Anita tries to crochet every day for an hour or so. It takes about 30 hours, she says, to complete one afghan. Anita began her afghan project after her husband was the beneficiary of an afghan when he was a hospice patient. “He received an afghan that someone had made and it was so meaningful to us,” Anita explains. “It meant so much to the entire family. We all took turns sleeping with it after he passed. I determined this is what I could do – crochet afghans to comfort families.” That began Anita’s volunteer service to Ohio’s Hospice of Dayton. “It’s given my life purpose,” Anita says. “I was at such a loss when I lost my husband.”

But Anita didn’t stop with crocheting.

Next, she volunteered to share music with patients and families every week.

On Thursdays she spends two hours playing her autoharp or guitar for hospice patients and families. “I try to play requests,” Anita laughs. “Sometimes I know them, sometimes I don’t.” Either way, she finds her music enables her to quickly bond with the patients and families she meets. “I’ve met lots of nice people,” Anita says. “I love the feeling of making a connection before they pass.”

Usually, she donates her afghans and never meets the recipient.
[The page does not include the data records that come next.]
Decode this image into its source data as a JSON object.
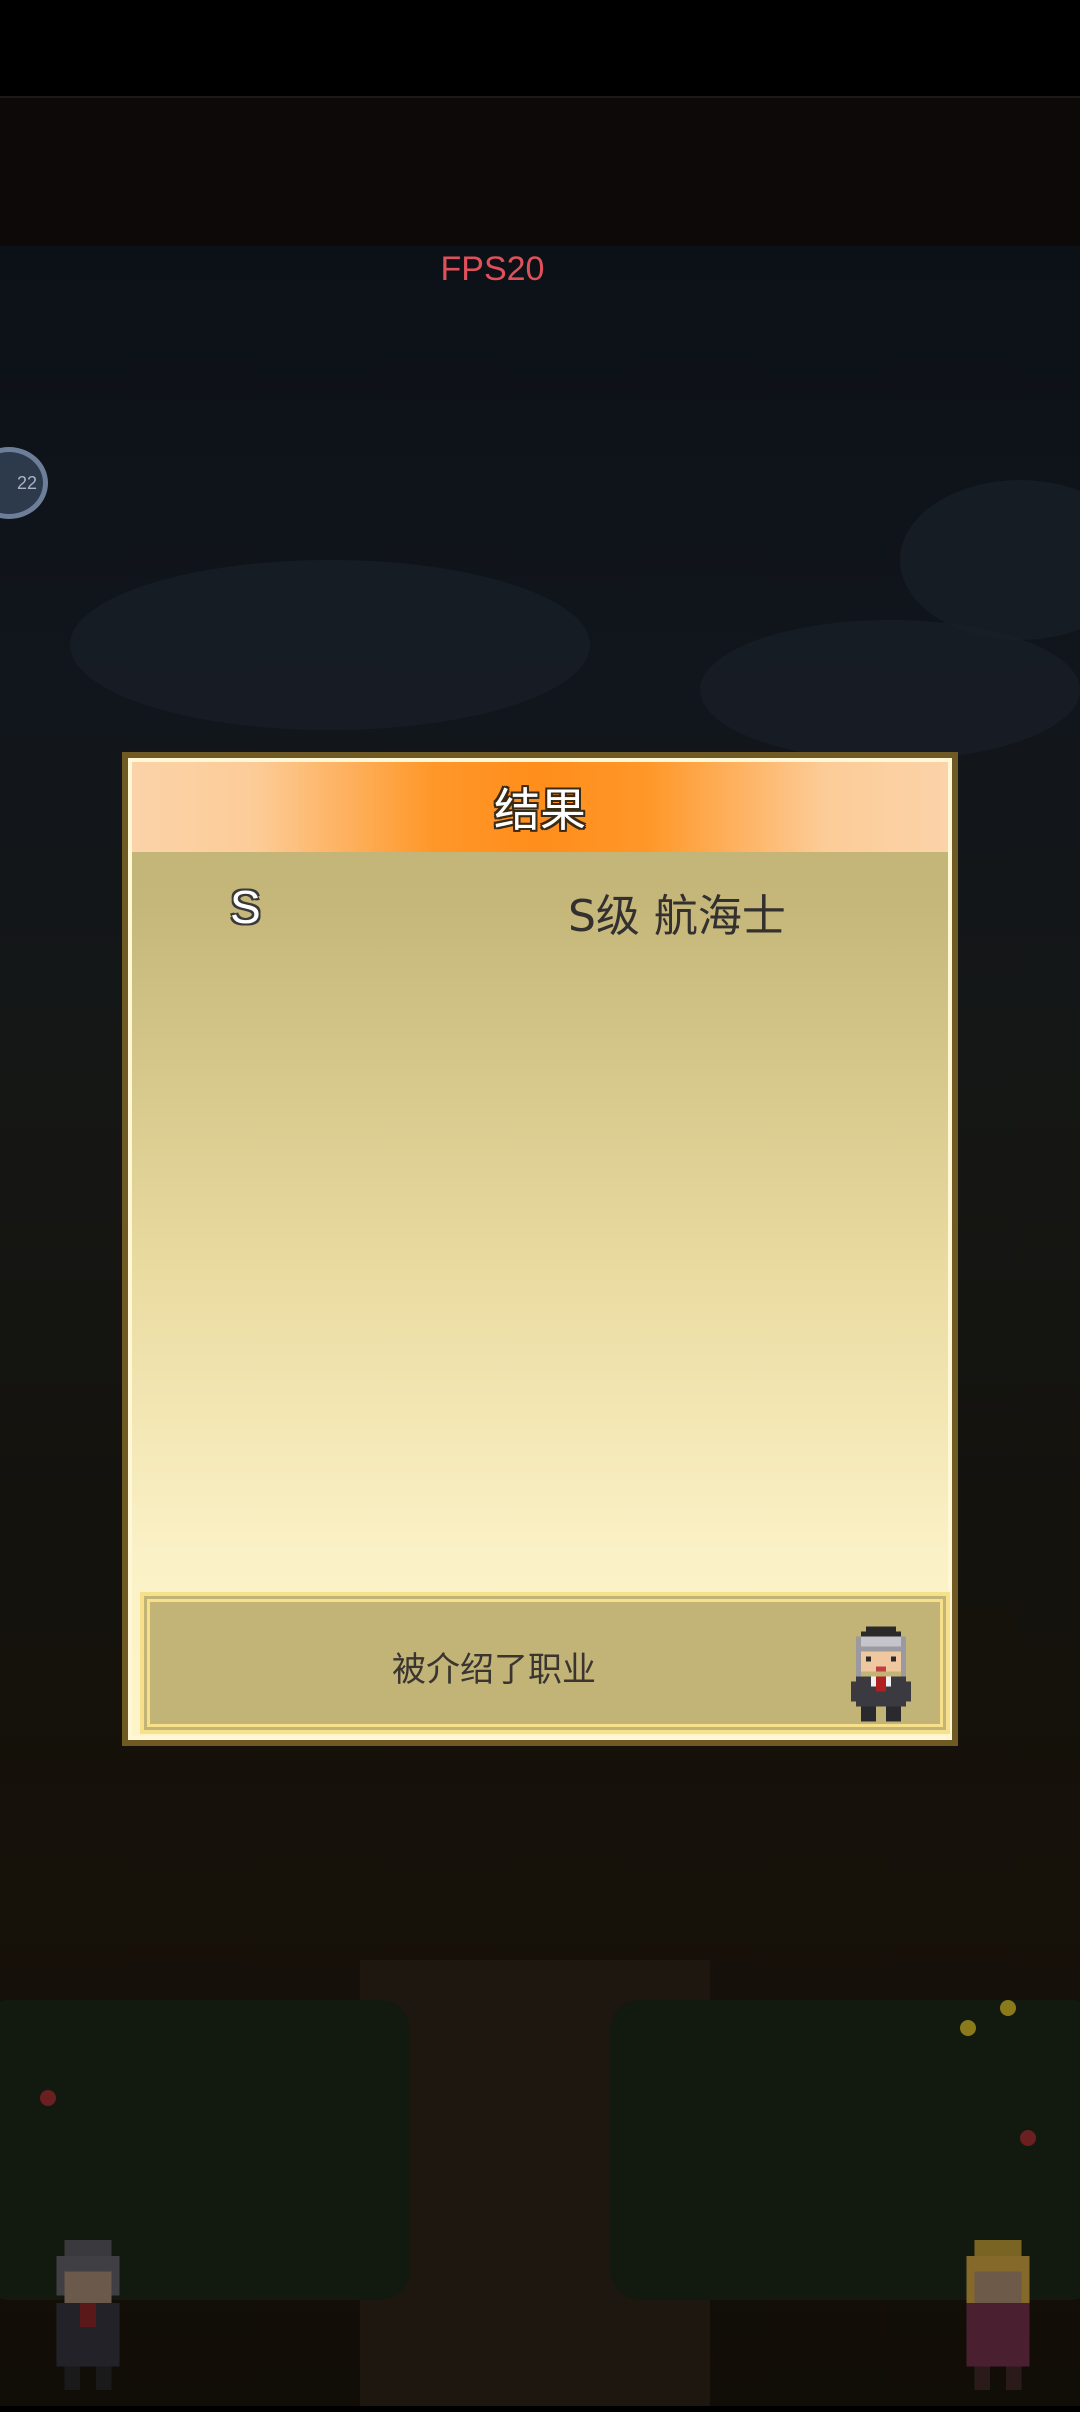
{
  "hud": {
    "fps_label": "FPS20",
    "side_badge": "22"
  },
  "modal": {
    "title": "结果",
    "result": {
      "grade": "S",
      "job": "S级 航海士"
    },
    "message": "被介绍了职业"
  },
  "icons": {
    "guide_avatar": "pixel-old-man-icon",
    "left_character": "pixel-girl-character",
    "right_character": "pixel-blonde-character"
  },
  "colors": {
    "header_accent": "#ff8e1c",
    "fps_text": "#e0505a",
    "panel_border": "#6e5a22"
  }
}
But twice she spotted one of her afghans on the bed when she visited patients to play music. “It was humbling to know who received it,” Anita confesses. “I hope my afghans can touch and comfort another family the way the one we received did.”

In November, it will be wo years since her husband died following three years of serious illness and multiplying infections. He was 65. Anita is now 67 and retired, and finds her volunteer work for hospice has given her purpose and meaning. “As much as I am a blessing to patients and families, they are a blessing to me,” Anita observes. “I crochet every day, eagerly and with purpose.” Anita says once she reaches her goal of 25 afghans, she will then have a decision to make.

“Who knows – maybe I’ll decide to create 25 more.”